Ketimpangan pembangunan antara desa dan kota membuat kelompok masyarakat desa semakin termarjinalisasi. Mereka yang tidak mampu mengakses pendidikan, pelayanan kesehatan, dan infrastruktur semakin jauh tertinggal dibandingkan dengan masyarakat kota. Generasi muda semakin tak tertarik bekerja di sektor pertanian, apalagi perubahan ikllim yang akhir-akhir ini meningkatkan potensi gagal panen.

Kebijakan yang tidak Menjawab Akar Masalah

Tidak bisa disangkal bahwa pemerintah saat ini memiliki banyak program dalam pengentasan kemiskinan. Apalagi kebijakan pemerintah dibidang anggaran telah menaikkan anggaran dari APBN untuk mengurangi kemiskinan. Tidak tanggung-tanggung sejak tahun 2004 hingga tahun ini terjadi peningkatan jumlah anggaran yang signifikan. Ditahun 2009 misalnya, anggaran dari APBN untuk mengentaskan kemiskinan berjumlah Rp 66 trilliun. Kemudian anggaran di tahun 2010 berjumlah Rp 94 triliun (BPS, 2010).
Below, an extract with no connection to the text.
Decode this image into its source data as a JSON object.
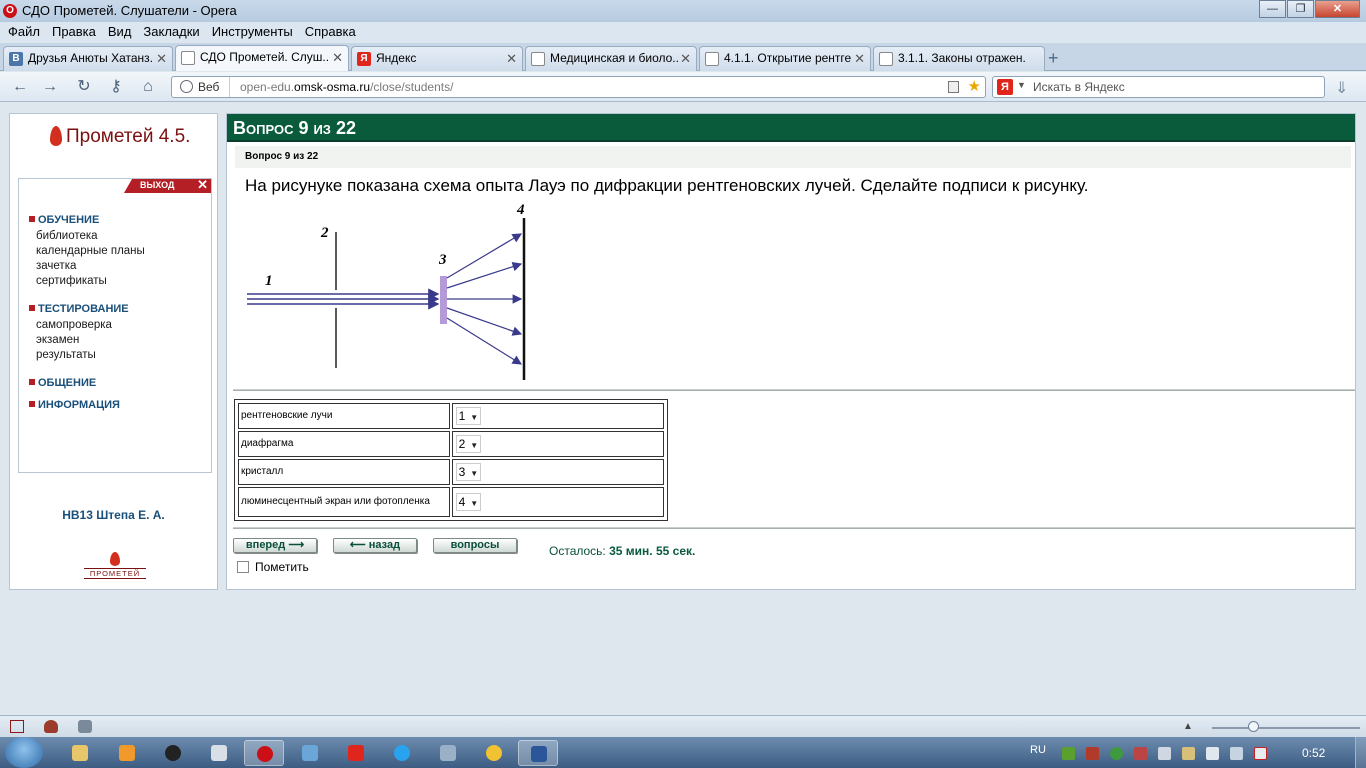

Tetapi dengan angka yang cukup fantastis tersebut sehingga muncul pertanyaan. Apakah jumlah rakyat miskin drastis menurun? Tentunya sangat susah untuk menjawab bahwa angka kemiskinan berkurang dengan jumlah anggaran yang terbilang banyak tersebut.
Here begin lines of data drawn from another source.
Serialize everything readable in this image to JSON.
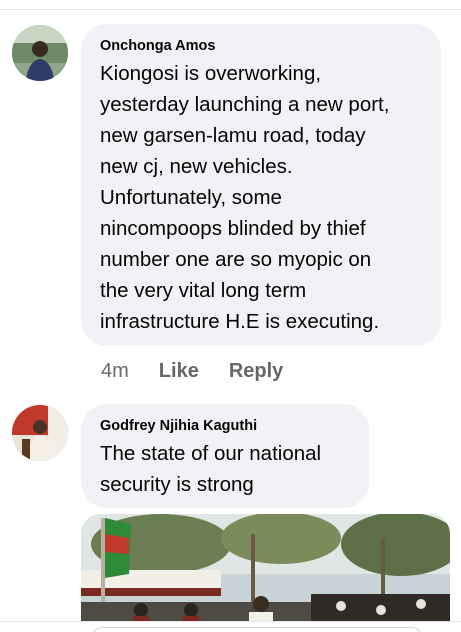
{
  "comments": [
    {
      "author": "Onchonga Amos",
      "text": "Kiongosi is overworking,\nyesterday launching a new port,\nnew garsen-lamu road, today\nnew cj, new vehicles.\nUnfortunately, some\nnincompoops blinded by thief\nnumber one are so myopic on\nthe very vital long term\ninfrastructure H.E is executing.",
      "time": "4m",
      "like_label": "Like",
      "reply_label": "Reply"
    },
    {
      "author": "Godfrey Njihia Kaguthi",
      "text": "The state of our national\nsecurity is strong"
    }
  ],
  "colors": {
    "bubble": "#f0f2f5",
    "text": "#050505",
    "secondary": "#65676b"
  }
}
Dengan anggaran yang cukup banyak tersebut justru penggunaannya hanya digunakan untuk membiayai program-program yang tidak menyentuh akar persoalan kemiskinan dan hak-hak dasar kelompok miskin. Tidak memiliki karakter penguatan masyarakat lokal dan tidak mengatasi masalah kemiskinan yang multidimensi. Tidak memiliki visi jangka panjang. Bagaimana tidak program-program yang ada masih bersifat karitatif yang sifatnya justru mematikan prakarsa masyarakat. Sebut saja Bantuan Langsung Tunai (BLT), Beras miskin (Raskin), fasilitas pembiayaan di desa-desa, Program Nasional Pemberdayaan Masyarakat (PNPM) dan kegiatan lainnya.
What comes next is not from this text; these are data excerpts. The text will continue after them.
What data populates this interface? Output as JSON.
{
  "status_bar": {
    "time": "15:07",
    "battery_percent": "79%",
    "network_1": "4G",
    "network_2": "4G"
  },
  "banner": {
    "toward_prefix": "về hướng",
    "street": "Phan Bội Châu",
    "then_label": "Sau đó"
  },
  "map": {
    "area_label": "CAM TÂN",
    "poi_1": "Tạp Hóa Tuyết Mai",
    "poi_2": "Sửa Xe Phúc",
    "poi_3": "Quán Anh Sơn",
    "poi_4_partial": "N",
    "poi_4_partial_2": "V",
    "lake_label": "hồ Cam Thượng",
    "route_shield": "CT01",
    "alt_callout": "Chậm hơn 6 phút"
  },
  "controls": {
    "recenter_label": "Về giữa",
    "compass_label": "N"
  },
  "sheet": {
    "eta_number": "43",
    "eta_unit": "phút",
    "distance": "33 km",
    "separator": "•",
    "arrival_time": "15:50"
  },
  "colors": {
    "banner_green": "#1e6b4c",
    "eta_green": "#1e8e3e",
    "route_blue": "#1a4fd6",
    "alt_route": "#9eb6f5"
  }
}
Saat ini pemerintah tengah mengatur Rancangan Undang-Undang (RUU) tentang penetapan lahan pertanian pangan abadi yang didalamnya mengakomodir "kemitraan" antara petani dengan perusahaan agribisnis. Pada saat yang bersamaan, Badan Pertanahan Nasional (BPN) dan Badan Perencanaan dan Pembangunan Nasional (Bappenas) dengan dibiayai oleh Bank Dunia dan Asian Development Bank (ADB) tengah menyusun RUU pertanahan yang disinyalir akan membuka pasar tanah di Indonesia. Demikian juga dengan RUU Pengadaan tanah untuk pembangunan yang disinyalir bakal dengan mudah merampas tanah rakyat dengan dalih untuk kepentingan pembangunan.

Dalam konteks RUU desa, undang-undang ini juga diyakini tidak menjawab permasalahan desa. Undang-undang desa hanya berfokus pada masalah pemerintahan dan lembaga demokrasi desa yang substansinya pun tidak jauh berbeda dengan undang-undang sebelumnya kecuali pada bentuk lembaga demokrasi desa dan sistem penggajian perangkat desa saja.

Dalam pelaksanaan pemerintahan desa sebagian besar masyarakat desa memiliki pluralisme tersendiri meskipun sebagian besar bentuk kelembagaannya sudah mengikuti format resmi. Oleh karena pluralitas itulah maka peran undang-undang disini justru tidak diperlukan. Apalagi sejak rezim orde baru berkuasa ada penyeragaman dengan bentuk desa di seluruh nusantara. Padahal masing-masing daerah punya gaya tersendiri dalam bentuk pemerintahan sesuai dengan adat-istiadat yang berlaku di wilayahnya.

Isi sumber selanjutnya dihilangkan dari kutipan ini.